No fim do século XIX, em decorrência da sugestão de Nicolas II, Czar da Rússia, de realizar um encontro sobre desarmamento, promoveram-se duas conferências de paz, uma em 1899 e outra em 1907, e estatuiu-se o "sistema de Haia", apegado às questões das relações e do direito internacional. Discutiu-se não como pôr termo a um específico embate, mas se propugnou estatuir um mecanismo racional preventivo e resolutivo de todas as ameaças à paz internacional. Buscaram-se as normas e estruturas a ser empregadas nesse propósito, dentre as quais se destacaram a Convenção para a Resolução Pacífica de Disputas e a Corte Permanente de Arbitragem.

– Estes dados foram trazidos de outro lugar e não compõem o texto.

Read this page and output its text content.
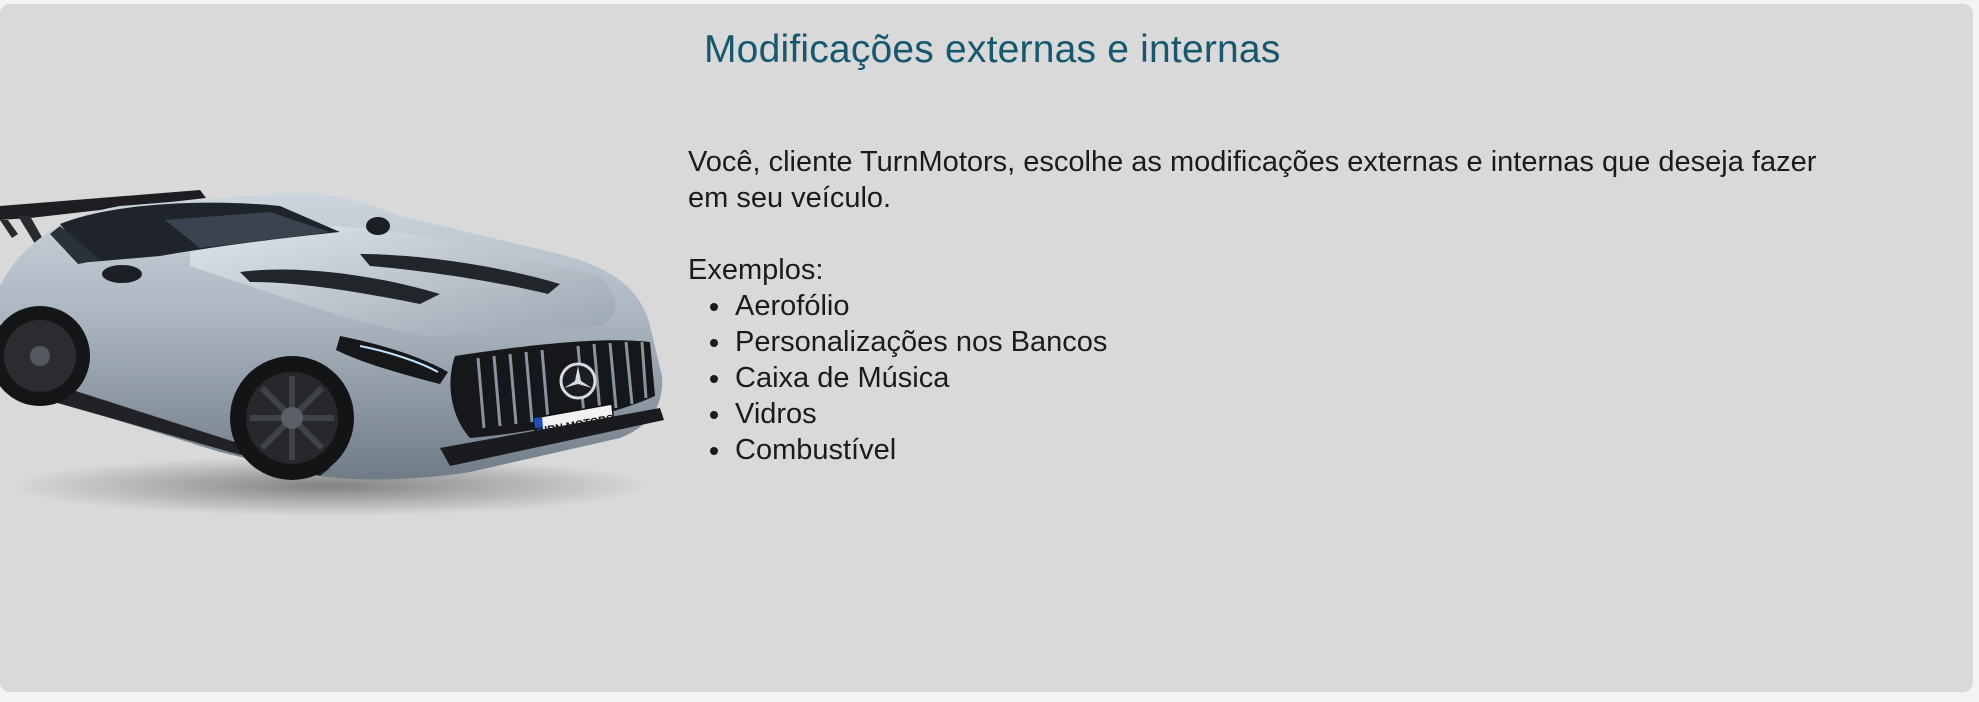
Modificações externas e internas

Você, cliente TurnMotors, escolhe as modificações externas e internas que deseja fazer em seu veículo.

Exemplos:

• Aerofólio
• Personalizações nos Bancos
• Caixa de Música
• Vidros
• Combustível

No continente americano, a Conferência que teve lugar em Washington, nos distantes 1889 e 1890, foi pioneira ao constituir uma associação permanente de Estados, denominada de União Internacional das Repúblicas Americanas, e o Bureau Comercial das Repúblicas Americanas. Incumbidas de dinamizar as atividades comerciais entre os membros e promover conferências quinquenais, a União dos Estados Americanos e o Bureau inauguraram a política de institucionalização das relações regionais.

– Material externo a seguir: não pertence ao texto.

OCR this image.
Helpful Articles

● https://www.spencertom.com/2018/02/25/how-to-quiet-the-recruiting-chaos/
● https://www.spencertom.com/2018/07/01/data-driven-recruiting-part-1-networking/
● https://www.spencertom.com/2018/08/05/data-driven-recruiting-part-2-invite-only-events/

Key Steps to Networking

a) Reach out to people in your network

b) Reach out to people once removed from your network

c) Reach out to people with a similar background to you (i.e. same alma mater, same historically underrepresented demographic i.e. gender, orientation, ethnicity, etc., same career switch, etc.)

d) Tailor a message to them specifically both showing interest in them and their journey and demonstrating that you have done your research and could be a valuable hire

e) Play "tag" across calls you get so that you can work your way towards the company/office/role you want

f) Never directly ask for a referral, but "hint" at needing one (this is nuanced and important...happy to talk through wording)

Rumo à sedimentação, as organizações continuaram a ser seguida e profundamente alteradas. No período subseqüente à Primeira Guerra Mundial, começaram a edificar o prestígio atualmente desfrutado. A quantidade, a diversidade e a importância notabilizadoras das organizações internacionais contemporâneas saltam aos olhos de todos. Destinam-se a ocupar espaços e cumprir papéis, em singular época, não preenchidos e exercidos pelos Estados, sujeitos primeiros e de maior dimensão. Sinteticamente, como bem imaginado por Nguyen Quoc Dinh, Patrick Daillier e Alain Pellet (2003, p. 71):

A idéia de organizar politicamente a sociedade internacional nasceu como reação à anarquia que resulta dos conflitos internacionais e à insuficiência da doutrina do equilíbrio. Tem por ambição integrar num sistema unitário todos os Estados do mundo, sistema que compreenda um certo número de instituições capazes de prevenir e resolver os conflitos de interesses entre os seus membros, à imagem das estruturas da sociedade estatal.

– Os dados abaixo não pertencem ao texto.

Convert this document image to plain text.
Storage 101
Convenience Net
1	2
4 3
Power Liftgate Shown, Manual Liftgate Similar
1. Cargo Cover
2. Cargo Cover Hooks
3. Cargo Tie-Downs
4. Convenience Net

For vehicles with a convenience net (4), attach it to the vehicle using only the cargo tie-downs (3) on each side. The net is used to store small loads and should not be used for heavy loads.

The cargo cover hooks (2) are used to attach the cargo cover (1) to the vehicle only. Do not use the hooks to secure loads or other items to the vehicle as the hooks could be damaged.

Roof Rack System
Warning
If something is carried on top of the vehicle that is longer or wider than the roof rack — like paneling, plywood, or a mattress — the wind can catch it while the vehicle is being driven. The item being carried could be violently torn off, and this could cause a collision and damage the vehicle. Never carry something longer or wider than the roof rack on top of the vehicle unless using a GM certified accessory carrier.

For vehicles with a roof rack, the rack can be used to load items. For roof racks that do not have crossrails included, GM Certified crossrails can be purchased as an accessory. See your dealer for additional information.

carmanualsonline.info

Com a criação da Liga das Nações, em 1919, as organizações passaram a ter suas atuais características fortemente delineadas. Encarnaram objetivos políticos, implementaram o princípio majoritário das decisões, assumiram um poder regulamentar e foram reconhecidas como pessoas jurídicas internacionais. As discussões exsurgidas ao final da Primeira Guerra redundaram também na criação da Corte Permanente de Justiça Internacional, sucedida pela Corte Internacional de Justiça em 1946. Finda a Segunda Guerra Mundial, estatuiu-se a sucessora da Liga das Nações. A nascente Organização das Nações Unidas (ONU) é o exemplo paradigmático das organizações internacionais.

E Lavoisier? Ah, sem prolongar o suspense, por mais que se configure na garantia da atenção do leitor, acredita-se que, à proximidade dos seus estudos, segundo os quais em uma reação química a soma das massas dos reagentes é igual à soma das massas dos produtos, no cotejo histórico, as contemporâneas organizações internacionais guardam indeléveis marcas do passado.


2 UM CONCEITO PARA COMEÇO DE CONVERSA

As organizações internacionais são associações voluntárias de Estados, formalizadas por tratados, detentoras de estrutura orgânica, de personalidade jurídica distinta da dos seus membros, regidas grandemente por normas de caráter internacional e possuidoras de finalidades claramente delimitadas.


3 AS ORGANIZAÇÕES E O DIREITO INTERNACIONAL

Ao não se deixar levar pela desatenção, vê-se que a expressão direito internacional é imprópria para o uso que se lhe empresta hodiernamente. As normas que outrora eram fruto exclusivo da intervenção de Estados nacionais, hoje não mais o são, senão da ação de uma diversidade de atores. Para além, os fatos presentes não comportam identificar Estados com nações. Ao tempo que podem coincidir, não se condicionam, ou seja, há Estados formados por uma só nação, como por algumas, assim como nações que transpõem as fronteiras de um único Estado.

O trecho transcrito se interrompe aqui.